Nicole Russo, DPT: The Magic of Music
The 2013 graduate is combining her background in musical theatre with her degree in physical therapy to make exercise “fun and functional” for the geriatric community.
“Slick your hair/ and wear your buckle shoes/ (Up, down!) And all that jazz…” sings Nicole Russo, DPT. Her back to the group, she turns her head to the side and raises her arms up, then down, while her audience—a roomful of sitting or wheelchair-bound senior citizens—follow suit and unanimously sing along to the rousing lyrics.
Nicole Russo graduated magna cum laude from the School of Health Sciences’ physical therapy program in 2013, winning the John R. Magel Future Clinical Researcher Award upon graduating. Now, besides working at SOAR physical therapy in Sea Girt, New Jersey, she is also the creator of "Sit, Sing & Swing"—a seated, singing, chair-dancing program for seniors and the geriatric community.

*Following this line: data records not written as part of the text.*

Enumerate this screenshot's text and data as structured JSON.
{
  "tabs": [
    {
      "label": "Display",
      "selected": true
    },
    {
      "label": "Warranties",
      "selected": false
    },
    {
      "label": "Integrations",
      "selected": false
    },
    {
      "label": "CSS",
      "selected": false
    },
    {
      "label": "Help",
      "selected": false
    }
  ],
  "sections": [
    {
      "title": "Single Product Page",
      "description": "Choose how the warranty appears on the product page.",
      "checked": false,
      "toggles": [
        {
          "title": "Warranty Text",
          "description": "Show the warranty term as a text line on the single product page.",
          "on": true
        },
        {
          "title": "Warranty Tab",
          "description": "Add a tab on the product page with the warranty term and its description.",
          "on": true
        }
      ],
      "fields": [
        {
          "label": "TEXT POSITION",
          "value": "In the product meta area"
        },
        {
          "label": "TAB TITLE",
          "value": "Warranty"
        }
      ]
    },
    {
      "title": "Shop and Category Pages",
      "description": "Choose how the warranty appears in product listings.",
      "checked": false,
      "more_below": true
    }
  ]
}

She decided she wanted to create a program that would make exercise – and physical therapy – more exciting for senior citizens, many of whom are wheelchair-bound or paralyzed from the waist down. The successful program, which combines music, singing, and simple choreography, is performed daily in independent-, assisted-, long-term care-, Alzheimer- and adult day-care facilities.
“Dance is magical,” she says. “People who don’t talk or move suddenly come alive when the music comes on.”
And the dance isn’t just fun, it’s functional. “There are elements of physical therapy exercises in my dances; they just don’t realize that they’re doing it.”
Russo decided to pursue physical therapy after a lifetime of working in the hospitality and performing arts industry. She worked as the VIP Manager at the New York City Waldorf Astoria for several years, and enjoyed a longstanding career in musical theatre. With her extensive training in ballet, tap and jazz, she’s taught music and dance everywhere from New York to Florida.
Now, she feels privileged to be able to combine her two loves – performing arts and physical therapy – in her career.
“Helping people get out of pain, and allowing them to do the things they want to do, is really important work. I take it very seriously.
“I want to be the last physical therapist my clients see,” she says.